How do you grow organic vegetables in an increasingly toxic world? Landed with pH disturbed by increasingly acidic water? Where do micro-plastics, heavy metals, persistent pesticides, nano-materials and wind-borne radionuclides permanently accumulate? Where does increasing air ozone disrupt photosynthesis?
In his first new book Gardening in the ruins (editions écosociété), Trievoise Bertille Darragon systematically lists everything that pollutes vegetable gardens, and presents several “tips and tricks” to prevent damage to crops.
What conclusions can be drawn from this work? To find out more, here Grenoble interviewed Bertille Darragon.
* * *
here Grenoble: How was the idea for this book born?
Bertille Darragon: At the end of 2017, with a gardener friend and partner in the environmental struggle, we made the same point: despite the climate disaster and widespread industrial pollution, gardening manuals still give passed the same advice, as if the various accidents were passing. our gardens, like the Chernobyl cloud.
We wanted to do research to better understand how human activity affects plant activity and evolution, what are the reasons for the decline of plant biodiversity, and how to think about concrete mechanisms to manage a garden we are the best at the cost.

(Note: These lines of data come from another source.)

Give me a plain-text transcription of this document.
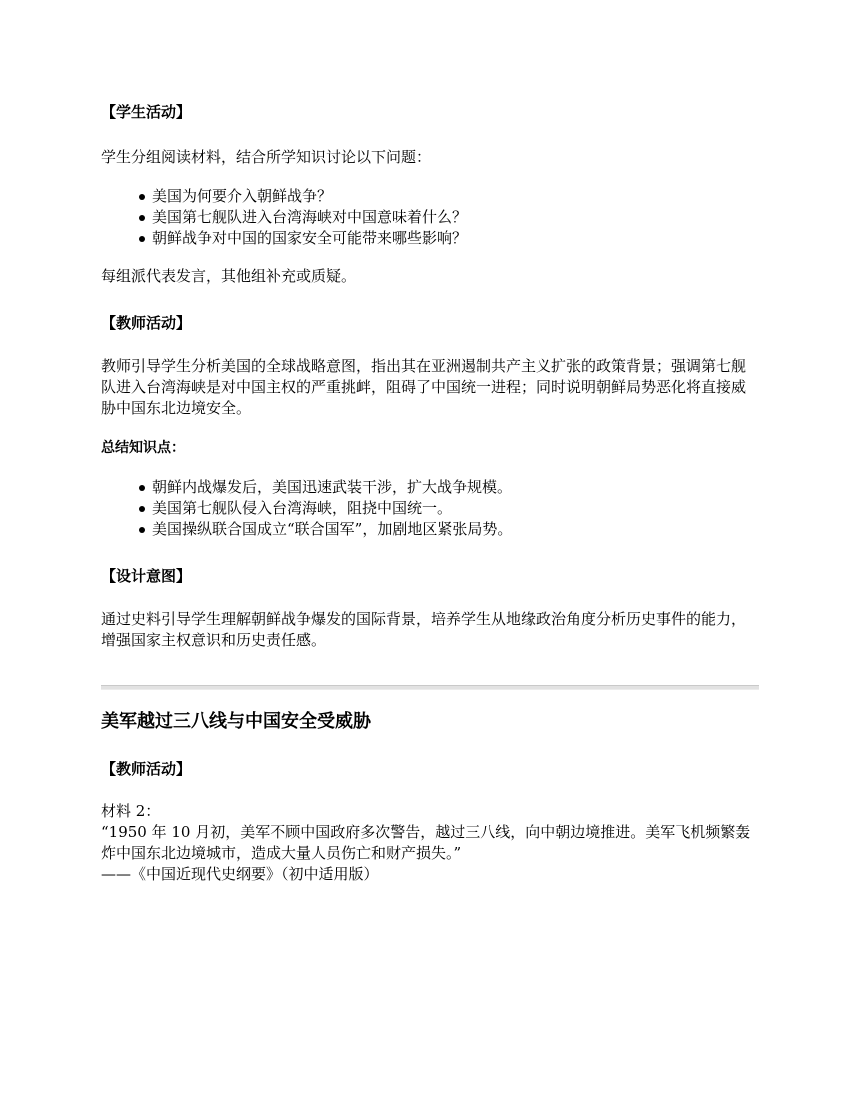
【学生活动】
学生分组阅读材料，结合所学知识讨论以下问题：
美国为何要介入朝鲜战争？
美国第七舰队进入台湾海峡对中国意味着什么？
朝鲜战争对中国的国家安全可能带来哪些影响？
每组派代表发言，其他组补充或质疑。
【教师活动】
教师引导学生分析美国的全球战略意图，指出其在亚洲遏制共产主义扩张的政策背景；强调第七舰队进入台湾海峡是对中国主权的严重挑衅，阻碍了中国统一进程；同时说明朝鲜局势恶化将直接威胁中国东北边境安全。
总结知识点：
朝鲜内战爆发后，美国迅速武装干涉，扩大战争规模。
美国第七舰队侵入台湾海峡，阻挠中国统一。
美国操纵联合国成立“联合国军”，加剧地区紧张局势。
【设计意图】
通过史料引导学生理解朝鲜战争爆发的国际背景，培养学生从地缘政治角度分析历史事件的能力，增强国家主权意识和历史责任感。
美军越过三八线与中国安全受威胁
【教师活动】
材料 2：
“1950 年 10 月初，美军不顾中国政府多次警告，越过三八线，向中朝边境推进。美军飞机频繁轰炸中国东北边境城市，造成大量人员伤亡和财产损失。”
——《中国近现代史纲要》（初中适用版）
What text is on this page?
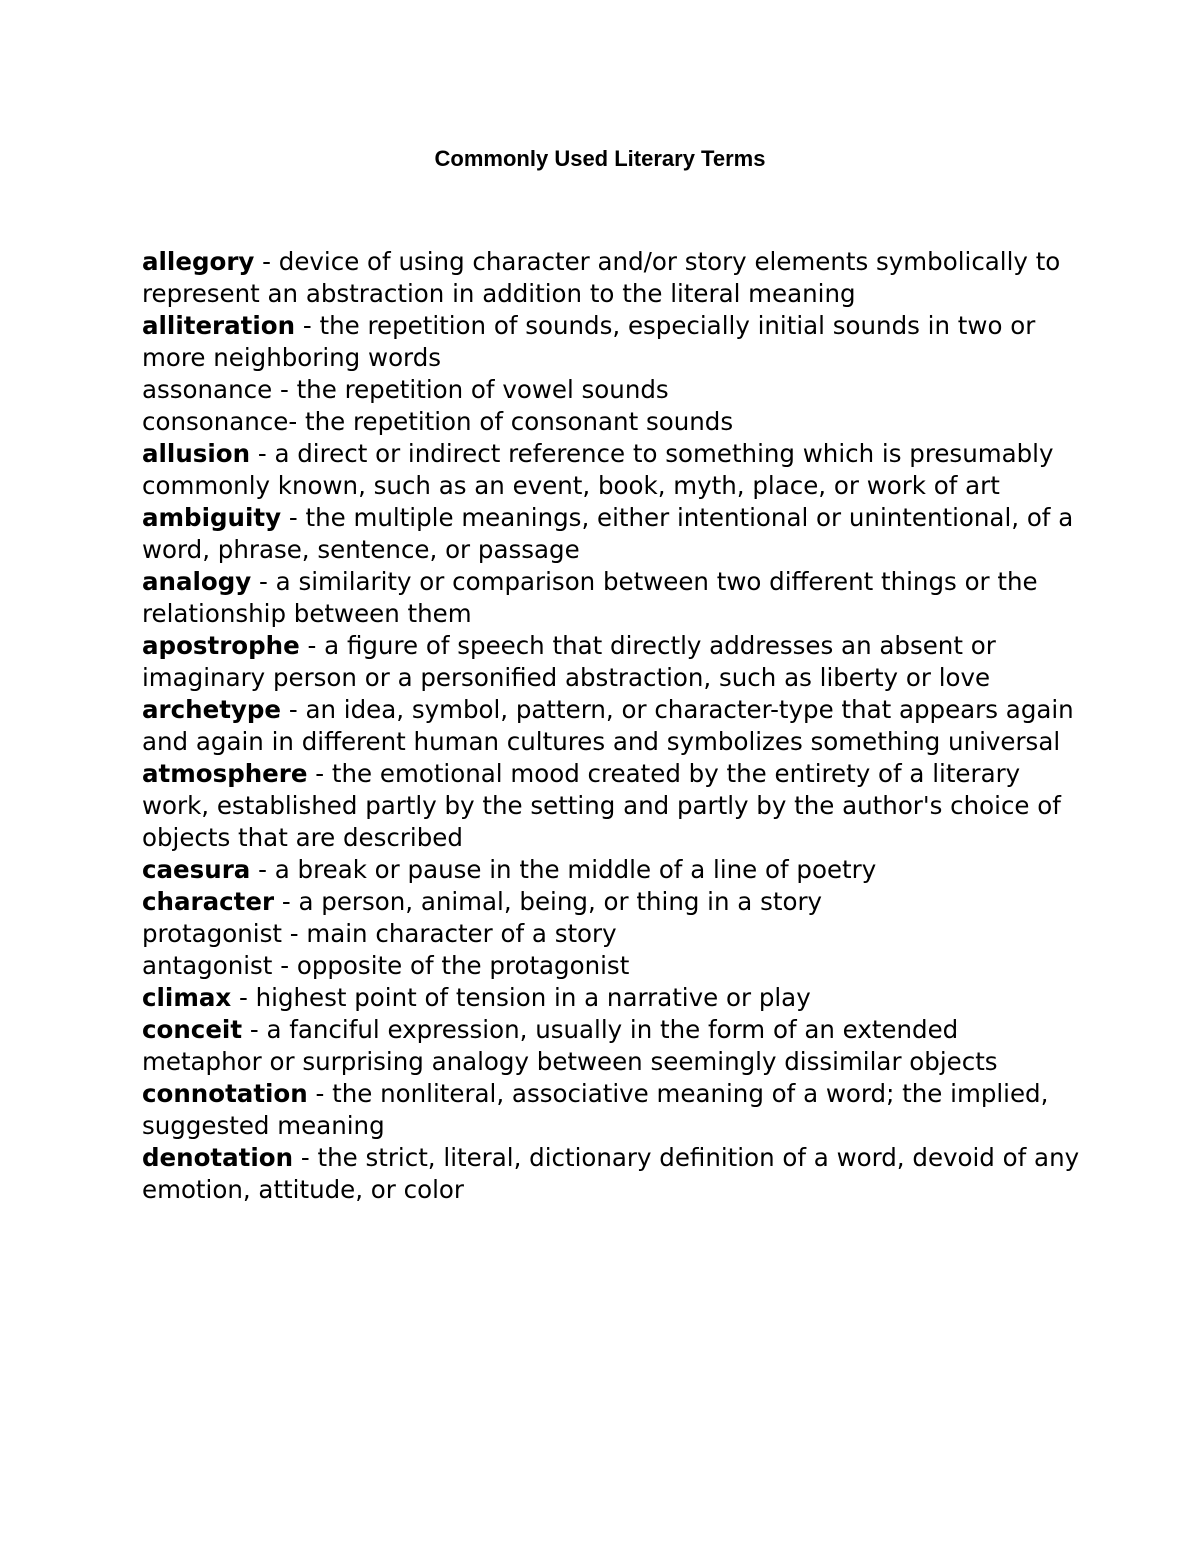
Commonly Used Literary Terms

allegory - device of using character and/or story elements symbolically to represent an abstraction in addition to the literal meaning

alliteration - the repetition of sounds, especially initial sounds in two or more neighboring words

assonance - the repetition of vowel sounds

consonance- the repetition of consonant sounds

allusion - a direct or indirect reference to something which is presumably commonly known, such as an event, book, myth, place, or work of art

ambiguity - the multiple meanings, either intentional or unintentional, of a word, phrase, sentence, or passage

analogy - a similarity or comparison between two different things or the relationship between them

apostrophe - a figure of speech that directly addresses an absent or imaginary person or a personified abstraction, such as liberty or love

archetype - an idea, symbol, pattern, or character-type that appears again and again in different human cultures and symbolizes something universal

atmosphere - the emotional mood created by the entirety of a literary work, established partly by the setting and partly by the author's choice of objects that are described

caesura - a break or pause in the middle of a line of poetry

character - a person, animal, being, or thing in a story

protagonist - main character of a story

antagonist - opposite of the protagonist

climax - highest point of tension in a narrative or play

conceit - a fanciful expression, usually in the form of an extended metaphor or surprising analogy between seemingly dissimilar objects

connotation - the nonliteral, associative meaning of a word; the implied, suggested meaning

denotation - the strict, literal, dictionary definition of a word, devoid of any emotion, attitude, or color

We had originally planned some kind of conference, with different speakers. Finally, we chose a written one. For years, we worked on the planetary boundaries 9: we wanted to wipe away all the ecological damage that affects gardens. It was an encyclopedic work… I finished the “chapter” on pollution, and it ended up as a book.
Your work compiles and synthesizes scientific information about ozone, acid deposition, heavy metals, pesticides, plastics, nanomaterials and radionuclides to a great extent. What major scientific sources did you link to?
What was your approach?
Obviously, it would be better to be able to go further, especially on highly controversial topics such as the dangers of GMOs or pesticides. It is inevitable that there is a bias in my research, for example regarding the number of deaths due to Chernobyl.
One of the wonderful lessons we can learn from your book is: “There are no more oases”. No plot of land, or ZAD, or organic vegetable garden is safe from pollution by plastics, by polluted water, by persistent pesticides, by heavy metals or radionuclides. It is impossible to farm without suffering in some way from the disasters of the industrial lifestyle. Impossible to escape from this increasingly toxic world. So we have to fight to change the system. But how? What are the most promising operator dynamics in your eyes?
In my eyes, the most relevant dynamics are those that attempt alliances. For example, environmental associations that support specific requests from the farmer’s movement. Or Fatima Ouassak who wants environmentalists to be a sounding board for the needs of working class neighborhoods. Or even queer market gardeners in Bure who distribute pamphlets explaining the links between anti-sexism and the fight against nuclear power, while they help on farms. I am not the most talented in these alliances, but I thank those who create these links: they are the only shield we have against the current extreme right.
When we read your book, we think strongly about organic food, about the amount of organic agriculture on land that is becoming increasingly toxic, regardless of the efforts of farmers . What is your relationship with organic despite everything? Does eating organically protect us more from pollution, or should we turn to stricter labels? To put it another way, after writing your book, how do you feed yourself?
For me, eating organic has always been a way, not to protect myself, but to contribute to agriculture that does not add too much pollution to the soil, and to the bodies of agricultural workers. I have not changed my mind or my practice on this. And it suits me better to demand stricter organic labels than to fight for a conventional ban, with support for farmers to change their farming methods.
Despite the many “tips and tricks” you present to help gardeners eliminate a variety of contaminants in vegetable gardens, reading your book can be very discouraging to anyone who wants to start making their own food. In an increasingly toxic world, what’s the point of gardening, after all?
In your vegetable garden, you can do what you can to limit certain pollution, for example by using little or no plastic. This is possible if the size of the garden is compatible with the opportunities we have for manual work.
On the scale of market gardening, we gain productivity as a result of knowledge, experience and working logic. Nevertheless, and even in a small area, it is difficult to get by without using a tractor, a plastic greenhouse, nitrogen pellets, etc. So if the alternative to gardening is to buy your vegetables from the local market gardener, you should help them, to replace some of these products with human labour. But our society is not organized around this, and our lives do not always allow it.
Has writing this book transformed you, or changed your view of the world?
I believe that the thing that changed my view of the world the most is what I read about considering plants. But this chapter remained as a computer file… And otherwise, this research on polluters gave me a thousand reasons to hate this industrial world even more.
What is your next research topic?
For now, I want to have more time for research that directly serves local resistance, whether against the establishment of mega-hill reservoirs or the extension of the Trièves road, the RD1075so it can accommodate more trucks.
* * *
On the same topic:
– How much does an organic vegetable garden “bring in”?
– Can urine be used to fertilize gardens or vegetable patches?
– Where can you learn gardening and grow a vegetable garden when you don’t know anything about it?
– How many farmers would it take for Grenoble to be self-sufficient in food?